FOR MANY OF US, THE REALITY OF CLIMATE CHANGE is still an abstract one. We see it as a far-off catastrophe that will be felt primarily by future generations rather than ours. If this is how you’ve been looking at climate change, it’s finally about to get real: climate change is already threatening our beer supply.
According to NPR’s The Salt, many breweries have already felt the pressure of climate change: In California, the recent drought has forced breweries like the Bear Republic Brewing Company to pull back on distribution. Water is one of the main ingredients of beer (along with hops, yeast, and barley), so any places experiencing similar water shortages will have the same problem.
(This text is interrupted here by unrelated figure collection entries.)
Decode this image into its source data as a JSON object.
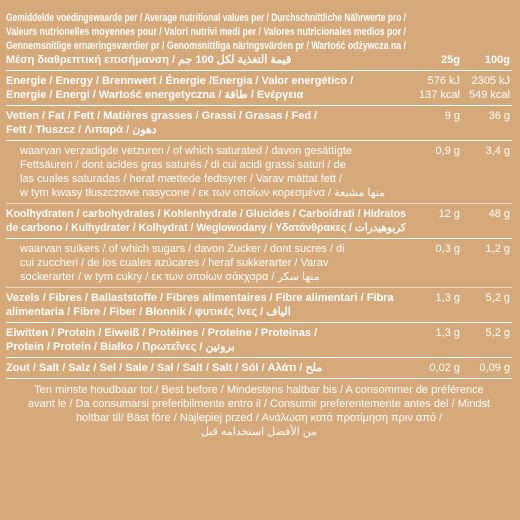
{
  "header": {
    "lines": [
      "Gemiddelde voedingswaarde per / Average nutritional values per / Durchschnittliche Nährwerte pro /",
      "Valeurs nutrionelles moyennes pour / Valori nutrivi medi per / Valores nutricionales medios por /",
      "Gennemsnitlige ernæringsværdier pr / Genomsnittliga näringsvärden pr / Wartość odżywcza na /",
      "Μέση διαθρεπτική επισήμανση / قيمة التغذية لكل 100 جم"
    ],
    "col_25": "25g",
    "col_100": "100g"
  },
  "nutrients": [
    {
      "label": [
        "Energie / Energy / Brennwert / Énergie  /Energia / Valor energético /",
        "Energie / Energi / Wartość energetyczna / طاقة / Ενέργεια"
      ],
      "per_25": [
        "576 kJ",
        "137 kcal"
      ],
      "per_100": [
        "2305 kJ",
        "549 kcal"
      ],
      "sub_rows": []
    },
    {
      "label": [
        "Vetten / Fat / Fett / Matières grasses / Grassi / Grasas / Fed /",
        "Fett / Tłuszcz / Λιπαρά / دهون"
      ],
      "per_25": [
        "9 g"
      ],
      "per_100": [
        "36 g"
      ],
      "sub_rows": [
        {
          "label": [
            "waarvan verzadigde vetzuren / of which saturated / davon gesättigte",
            "Fettsäuren / dont acides gras saturés / di cui acidi grassi saturi / de",
            "las cuales saturadas / heraf mættede fedtsyrer / Varav mättat fett /",
            "w tym kwasy tłuszczowe nasycone / εκ των οποίων κορεσμένα / منها مشبعة"
          ],
          "per_25": [
            "0,9 g"
          ],
          "per_100": [
            "3,4 g"
          ]
        }
      ]
    },
    {
      "label": [
        "Koolhydraten / carbohydrates / Kohlenhydrate / Glucides / Carboidrati / Hidratos",
        "de carbono / Kulhydrater / Kolhydrat / Weglowodany / Υδατάνθρακες / كربوهيدرات"
      ],
      "per_25": [
        "12 g"
      ],
      "per_100": [
        "48 g"
      ],
      "sub_rows": [
        {
          "label": [
            "waarvan suikers / of which sugars / davon Zucker / dont sucres / di",
            "cui zuccheri / de los cuales azúcares / heraf sukkerarter / Varav",
            "sockerarter / w tym cukry / εκ των οποίων σάκχαρα / منها سكر"
          ],
          "per_25": [
            "0,3 g"
          ],
          "per_100": [
            "1,2 g"
          ]
        }
      ]
    },
    {
      "label": [
        "Vezels / Fibres / Ballaststoffe / Fibres alimentaires / Fibre alimentari / Fibra",
        "alimentaria / Fibre / Fiber / Błonnik / φυτικές ίνες / الياف"
      ],
      "per_25": [
        "1,3 g"
      ],
      "per_100": [
        "5,2 g"
      ],
      "sub_rows": []
    },
    {
      "label": [
        "Eiwitten / Protein / Eiweiß / Protéines / Proteine / Proteinas /",
        "Protein / Protein / Białko / Πρωτεΐνες / بروتين"
      ],
      "per_25": [
        "1,3 g"
      ],
      "per_100": [
        "5,2 g"
      ],
      "sub_rows": []
    },
    {
      "label": [
        "Zout / Salt / Salz / Sel / Sale / Sal / Salt / Salt / Sól / Αλάτι / ملح"
      ],
      "per_25": [
        "0,02 g"
      ],
      "per_100": [
        "0,09 g"
      ],
      "sub_rows": []
    }
  ],
  "footer": {
    "lines": [
      "Ten minste houdbaar tot / Best before / Mindestens haltbar bis / A consommer de préférence",
      "avant le / Da consumarsi preferibilmente entro il / Consumir preferentemente antes del / Mindst",
      "holtbar til/ Bäst före  /  Najlepiej przed / Ανάλωση κατά προτίμηση πριν από /",
      "من الأفضل استخدامه قبل"
    ]
  }
}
These problems are obviously not limited to beer — droughts and extreme weather are going to have an adverse impact on all sorts of crops, not just the ones involved in the production of beer — but hops in the United States are primarily grown in the Pacific Northwest, which has experienced rising temperatures in recent years, which has resulted in smaller crops at a time when demand is on the rise. This has meant that climate change is also likely contributing to increases in the cost of beer as well.
Many breweries have been doing their best to become green in response, either by brewing their beer in green buildings, or by using green energy to power their operations. You can help, too, by buying local beers that have lower carbon footprints than beers imported from out of country or out of state. I, personally at least, will be damned if I let the oncoming climate apocalypse cut into my beer consumption.